In the wake of Wicken’s death, Charlesville Fisheries made changes. They implemented a new occupational health and safety program in August 2011 that included specific detailed references to the safe operation of the fishing vessels. They re-rigged their ships so the crew can’t reach the paravane haul-up rope from the gunwhale. The company has installed life rings back aft and they hung movable ladders that can be slung over the side to assist with rescues.
The company has also provided water-activated PFDS for every crewmember.
Most importantly, they posted a notice in the wheelhouse of every one of their vessels, signed by the boat’s captain, warning that everyone on board must wear a personal floatation device – on first infraction they will be given a severe reprimand and on second infraction they will be fired.
“I don’t know what they’re doing when they’re away from the wharf,” says Belliveau. “I hope they are wearing the PFDs. When I see them coming in to the wharf, they have them on. The captains all know the consequences if they aren’t.

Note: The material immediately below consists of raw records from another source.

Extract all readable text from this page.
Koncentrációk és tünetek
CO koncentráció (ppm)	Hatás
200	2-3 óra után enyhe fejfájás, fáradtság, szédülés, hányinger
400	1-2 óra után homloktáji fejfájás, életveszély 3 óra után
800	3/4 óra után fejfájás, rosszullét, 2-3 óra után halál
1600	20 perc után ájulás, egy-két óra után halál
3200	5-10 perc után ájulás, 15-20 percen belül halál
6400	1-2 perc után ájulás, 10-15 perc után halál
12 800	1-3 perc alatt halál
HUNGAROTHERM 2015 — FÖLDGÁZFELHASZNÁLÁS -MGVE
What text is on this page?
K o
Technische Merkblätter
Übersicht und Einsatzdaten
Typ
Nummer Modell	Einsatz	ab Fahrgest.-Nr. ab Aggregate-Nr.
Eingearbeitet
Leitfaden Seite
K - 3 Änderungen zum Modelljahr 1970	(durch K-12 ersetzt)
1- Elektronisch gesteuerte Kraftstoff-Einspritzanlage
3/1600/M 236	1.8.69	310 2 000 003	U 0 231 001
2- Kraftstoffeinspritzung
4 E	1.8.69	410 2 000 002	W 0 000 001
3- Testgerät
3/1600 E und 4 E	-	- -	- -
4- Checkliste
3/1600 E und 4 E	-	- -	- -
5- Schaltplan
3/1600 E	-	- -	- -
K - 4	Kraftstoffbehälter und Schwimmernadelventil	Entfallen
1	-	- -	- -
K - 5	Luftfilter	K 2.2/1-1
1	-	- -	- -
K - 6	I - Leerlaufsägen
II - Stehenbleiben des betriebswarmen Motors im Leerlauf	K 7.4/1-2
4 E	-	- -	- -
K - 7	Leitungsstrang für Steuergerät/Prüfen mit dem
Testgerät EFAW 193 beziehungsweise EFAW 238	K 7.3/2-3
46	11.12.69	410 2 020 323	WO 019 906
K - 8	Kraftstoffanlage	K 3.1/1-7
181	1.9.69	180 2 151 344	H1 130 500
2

Really all I have done is move the onus from me to the captains.”
Besides the huge emotional costs, Belliveau says the death will cost his company over $250,000 – including support for the family, fines and penalties. His Worker Compensation rates have doubled from six per cent to almost 12 per cent – not just for the crew of the Silver Angel but the crew of all five vessels in the Charlesville Fisheries fleet.
A dozen fishermen, fish plant owners and government officials took in a recent presentation Belliveau made in Digby. He gave a second presentation in Halifax the next day for the Nova Scotia Fishpackers Association annual general meeting and spoke to two dozen people there.
The Fisheries Safety Association of Nova Scotia has videoed the first two talks and will be packaging that for distribution to fishing industry associations. They are also planning more presentations but haven’t yet set those dates. Those presentations are planned in the future for Yarmouth and Barrington.
Belliveau says the point of his presentation is a simple one.
“Fishing is dangerous but it can be done safely,” he said. “If Ward had been wearing a PFD, there’s a chance he’d still be with us today.”